As one of the co-creators of the MDGs Jan Vandemoortele has pointed out, the SDGs may be global but they are still not truly universal – applicable to both developed and developing countries. From a health perspective there are great opportunities here, not least in addressing the burden of non-communicable disease. There are common interests between Southern and Northern civil societies in jointly forming coalitions to address the key risk factors for NCDs: and one of the biggest ones – as Julia Smith and her co-authors point out – is ‘demanding action to address the commercial determinants of health’ which drive the obesity, alcohol and smoking epidemics. Here a worldwide voice to lift campaigns above national borders would help in the fight to regulate the marketing activities of transnational companies.

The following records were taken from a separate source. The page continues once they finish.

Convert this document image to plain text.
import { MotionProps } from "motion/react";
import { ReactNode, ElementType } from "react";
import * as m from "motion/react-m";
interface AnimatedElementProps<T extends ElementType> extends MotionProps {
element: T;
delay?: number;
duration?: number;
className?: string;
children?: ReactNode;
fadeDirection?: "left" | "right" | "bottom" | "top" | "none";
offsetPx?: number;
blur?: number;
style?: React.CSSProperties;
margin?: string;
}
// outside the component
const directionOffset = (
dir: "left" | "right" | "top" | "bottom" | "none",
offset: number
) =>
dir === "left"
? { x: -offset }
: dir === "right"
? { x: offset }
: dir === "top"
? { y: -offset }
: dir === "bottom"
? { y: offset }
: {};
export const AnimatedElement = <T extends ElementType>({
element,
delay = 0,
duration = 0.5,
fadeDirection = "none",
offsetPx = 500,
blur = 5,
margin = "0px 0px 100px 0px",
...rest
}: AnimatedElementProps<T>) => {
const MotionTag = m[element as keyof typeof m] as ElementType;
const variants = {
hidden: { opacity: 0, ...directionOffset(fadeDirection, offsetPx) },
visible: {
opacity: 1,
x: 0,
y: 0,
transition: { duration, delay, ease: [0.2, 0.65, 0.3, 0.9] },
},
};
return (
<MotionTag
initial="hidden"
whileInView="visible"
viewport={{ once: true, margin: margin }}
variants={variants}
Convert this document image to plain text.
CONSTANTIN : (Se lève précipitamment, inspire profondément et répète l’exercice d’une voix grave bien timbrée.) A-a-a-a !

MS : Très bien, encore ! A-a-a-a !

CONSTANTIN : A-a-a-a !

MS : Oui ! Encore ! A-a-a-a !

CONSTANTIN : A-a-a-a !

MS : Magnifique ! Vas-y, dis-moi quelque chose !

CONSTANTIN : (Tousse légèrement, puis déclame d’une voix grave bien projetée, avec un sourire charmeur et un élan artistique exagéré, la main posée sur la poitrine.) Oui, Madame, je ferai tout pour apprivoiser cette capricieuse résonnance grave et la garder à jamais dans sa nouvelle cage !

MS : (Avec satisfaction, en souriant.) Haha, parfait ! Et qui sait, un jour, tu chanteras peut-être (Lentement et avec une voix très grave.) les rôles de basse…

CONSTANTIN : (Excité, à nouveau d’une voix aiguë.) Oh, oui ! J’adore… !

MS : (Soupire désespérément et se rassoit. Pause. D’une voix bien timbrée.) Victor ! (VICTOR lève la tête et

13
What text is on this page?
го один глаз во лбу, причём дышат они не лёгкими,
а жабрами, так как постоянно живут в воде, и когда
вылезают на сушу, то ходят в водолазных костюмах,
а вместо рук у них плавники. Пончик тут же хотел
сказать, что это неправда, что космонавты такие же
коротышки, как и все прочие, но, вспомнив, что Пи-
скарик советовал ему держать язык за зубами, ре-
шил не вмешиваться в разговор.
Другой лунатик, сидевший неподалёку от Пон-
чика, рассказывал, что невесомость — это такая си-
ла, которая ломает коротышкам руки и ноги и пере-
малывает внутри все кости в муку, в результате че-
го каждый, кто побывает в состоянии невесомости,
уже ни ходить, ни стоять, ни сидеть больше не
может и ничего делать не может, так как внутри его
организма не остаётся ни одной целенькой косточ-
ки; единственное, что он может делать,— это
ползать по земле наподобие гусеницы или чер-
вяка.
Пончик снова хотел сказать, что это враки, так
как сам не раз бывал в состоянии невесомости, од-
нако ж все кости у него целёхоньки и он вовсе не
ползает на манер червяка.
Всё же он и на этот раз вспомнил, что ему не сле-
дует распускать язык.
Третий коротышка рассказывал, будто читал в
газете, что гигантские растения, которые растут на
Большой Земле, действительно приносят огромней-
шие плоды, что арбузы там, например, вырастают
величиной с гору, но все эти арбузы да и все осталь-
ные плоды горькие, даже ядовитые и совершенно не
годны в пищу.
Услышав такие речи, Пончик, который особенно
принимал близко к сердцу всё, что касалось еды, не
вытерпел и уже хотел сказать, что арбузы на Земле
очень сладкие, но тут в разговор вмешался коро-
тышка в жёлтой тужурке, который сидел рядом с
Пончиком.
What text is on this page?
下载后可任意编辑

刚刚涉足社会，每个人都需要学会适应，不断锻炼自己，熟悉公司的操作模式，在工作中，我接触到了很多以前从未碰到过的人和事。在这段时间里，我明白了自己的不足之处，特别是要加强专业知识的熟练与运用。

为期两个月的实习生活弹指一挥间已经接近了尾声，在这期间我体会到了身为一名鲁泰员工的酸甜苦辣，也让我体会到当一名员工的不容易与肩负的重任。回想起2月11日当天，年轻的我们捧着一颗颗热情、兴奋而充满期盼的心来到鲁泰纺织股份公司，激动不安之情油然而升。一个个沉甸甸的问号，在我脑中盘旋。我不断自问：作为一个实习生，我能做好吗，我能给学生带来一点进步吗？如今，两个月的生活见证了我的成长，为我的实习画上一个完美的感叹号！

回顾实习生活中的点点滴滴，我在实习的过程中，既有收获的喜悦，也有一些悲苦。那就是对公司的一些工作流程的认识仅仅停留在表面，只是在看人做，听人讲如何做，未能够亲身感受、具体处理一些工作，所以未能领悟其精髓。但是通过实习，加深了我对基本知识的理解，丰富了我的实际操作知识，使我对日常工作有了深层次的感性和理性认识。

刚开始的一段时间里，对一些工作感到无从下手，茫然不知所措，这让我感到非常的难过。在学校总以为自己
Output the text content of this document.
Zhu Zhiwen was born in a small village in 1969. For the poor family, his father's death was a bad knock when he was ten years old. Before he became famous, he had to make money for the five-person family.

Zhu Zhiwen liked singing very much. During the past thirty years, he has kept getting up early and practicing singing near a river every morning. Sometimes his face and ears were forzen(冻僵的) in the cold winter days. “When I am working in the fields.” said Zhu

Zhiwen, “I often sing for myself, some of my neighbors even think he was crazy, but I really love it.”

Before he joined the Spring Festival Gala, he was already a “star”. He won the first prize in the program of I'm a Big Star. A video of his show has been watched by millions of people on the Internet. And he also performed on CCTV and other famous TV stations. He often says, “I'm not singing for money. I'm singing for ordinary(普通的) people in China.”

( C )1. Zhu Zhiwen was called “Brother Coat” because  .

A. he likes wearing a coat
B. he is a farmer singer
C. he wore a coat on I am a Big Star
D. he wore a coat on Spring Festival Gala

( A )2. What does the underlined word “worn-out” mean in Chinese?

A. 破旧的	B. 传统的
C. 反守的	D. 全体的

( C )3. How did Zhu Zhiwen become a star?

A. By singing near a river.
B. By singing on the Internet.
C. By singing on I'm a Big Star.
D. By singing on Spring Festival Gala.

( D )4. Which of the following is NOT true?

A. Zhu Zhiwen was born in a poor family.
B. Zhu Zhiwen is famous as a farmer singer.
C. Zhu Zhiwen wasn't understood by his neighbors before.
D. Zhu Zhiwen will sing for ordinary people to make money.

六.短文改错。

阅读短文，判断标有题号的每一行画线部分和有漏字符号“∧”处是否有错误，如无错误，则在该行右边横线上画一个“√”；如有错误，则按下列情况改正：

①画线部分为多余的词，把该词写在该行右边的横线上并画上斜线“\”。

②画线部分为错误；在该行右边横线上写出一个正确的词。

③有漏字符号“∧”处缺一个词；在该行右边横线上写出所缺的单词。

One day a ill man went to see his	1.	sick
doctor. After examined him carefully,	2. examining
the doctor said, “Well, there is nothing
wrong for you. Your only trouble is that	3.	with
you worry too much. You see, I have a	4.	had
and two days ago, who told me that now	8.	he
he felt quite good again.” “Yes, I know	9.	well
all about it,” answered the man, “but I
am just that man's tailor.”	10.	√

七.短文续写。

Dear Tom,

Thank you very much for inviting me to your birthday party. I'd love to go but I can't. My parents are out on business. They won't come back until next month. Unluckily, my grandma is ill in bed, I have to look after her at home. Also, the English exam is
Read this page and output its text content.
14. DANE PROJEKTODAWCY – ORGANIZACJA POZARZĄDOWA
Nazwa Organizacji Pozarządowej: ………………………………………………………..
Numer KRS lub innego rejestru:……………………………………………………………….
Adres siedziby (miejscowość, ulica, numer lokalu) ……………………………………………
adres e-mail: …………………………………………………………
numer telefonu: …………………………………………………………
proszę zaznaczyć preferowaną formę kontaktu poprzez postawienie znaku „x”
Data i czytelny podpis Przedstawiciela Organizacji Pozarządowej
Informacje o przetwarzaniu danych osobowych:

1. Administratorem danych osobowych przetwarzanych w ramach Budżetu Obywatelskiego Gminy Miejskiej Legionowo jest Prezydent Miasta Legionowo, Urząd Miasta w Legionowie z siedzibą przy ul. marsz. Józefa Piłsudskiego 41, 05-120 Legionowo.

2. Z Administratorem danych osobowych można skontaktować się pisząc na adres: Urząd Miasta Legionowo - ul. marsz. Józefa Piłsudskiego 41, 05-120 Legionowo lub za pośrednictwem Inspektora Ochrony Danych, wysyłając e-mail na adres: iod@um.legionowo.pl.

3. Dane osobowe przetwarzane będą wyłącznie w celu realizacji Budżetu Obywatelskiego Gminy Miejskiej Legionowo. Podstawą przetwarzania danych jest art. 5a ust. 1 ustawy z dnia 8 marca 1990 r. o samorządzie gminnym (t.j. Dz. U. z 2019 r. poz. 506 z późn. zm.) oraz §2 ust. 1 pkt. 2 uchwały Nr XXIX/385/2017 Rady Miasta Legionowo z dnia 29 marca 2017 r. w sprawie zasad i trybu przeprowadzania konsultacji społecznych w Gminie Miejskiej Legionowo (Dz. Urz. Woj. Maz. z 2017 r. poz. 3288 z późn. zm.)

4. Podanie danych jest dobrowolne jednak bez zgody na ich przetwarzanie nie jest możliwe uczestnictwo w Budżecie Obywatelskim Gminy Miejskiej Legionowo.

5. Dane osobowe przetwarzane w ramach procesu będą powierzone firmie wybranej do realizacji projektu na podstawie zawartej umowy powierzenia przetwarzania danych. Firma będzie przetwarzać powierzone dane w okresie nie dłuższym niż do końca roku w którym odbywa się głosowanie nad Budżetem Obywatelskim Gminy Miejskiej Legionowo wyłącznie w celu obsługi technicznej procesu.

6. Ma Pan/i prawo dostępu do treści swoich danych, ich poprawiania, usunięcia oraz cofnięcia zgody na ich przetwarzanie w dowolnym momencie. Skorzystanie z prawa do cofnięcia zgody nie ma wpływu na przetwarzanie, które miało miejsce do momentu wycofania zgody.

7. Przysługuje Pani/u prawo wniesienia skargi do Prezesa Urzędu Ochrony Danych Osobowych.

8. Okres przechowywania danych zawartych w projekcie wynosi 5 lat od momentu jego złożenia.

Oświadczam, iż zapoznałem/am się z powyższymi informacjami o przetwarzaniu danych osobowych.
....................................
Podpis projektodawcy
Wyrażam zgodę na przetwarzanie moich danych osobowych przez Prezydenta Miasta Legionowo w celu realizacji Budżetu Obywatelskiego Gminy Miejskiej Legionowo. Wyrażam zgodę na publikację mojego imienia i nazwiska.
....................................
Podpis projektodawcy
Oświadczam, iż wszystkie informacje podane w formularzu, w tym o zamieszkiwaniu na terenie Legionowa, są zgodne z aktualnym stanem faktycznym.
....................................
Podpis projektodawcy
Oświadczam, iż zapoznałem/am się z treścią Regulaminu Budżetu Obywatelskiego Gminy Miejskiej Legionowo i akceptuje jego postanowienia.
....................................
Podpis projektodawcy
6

Finally, alongside more analysis of the contribution of NGOs and how they work with other actors to achieve change, a re-imagination of the NGO health policy agenda, as well as the need for more national working, combined – on selected issues of universal concern – with global networking, there is a general need for NGOs to be more accountable and to enhance their legitimacy. Writing a decade ago, Anderson and Reiff looked skeptically on the new ‘global’ civil society, noting that ‘Civil society organisations are … the glory of democratic societies, but they are not the electoral institutions of democracy’. Their role as ushers in of democracy at the level of the ‘unaccountable’ global institutions has nonetheless been highlighted by Smith and colleagues. But there is also a danger that in reality, a narrow range of voices will be heard from civil society at the global level – again pointing to the need for more debate, among a diversity of better resourced and networked civil society actors. The cacophony will be great – but the outcomes may just be better in the long run.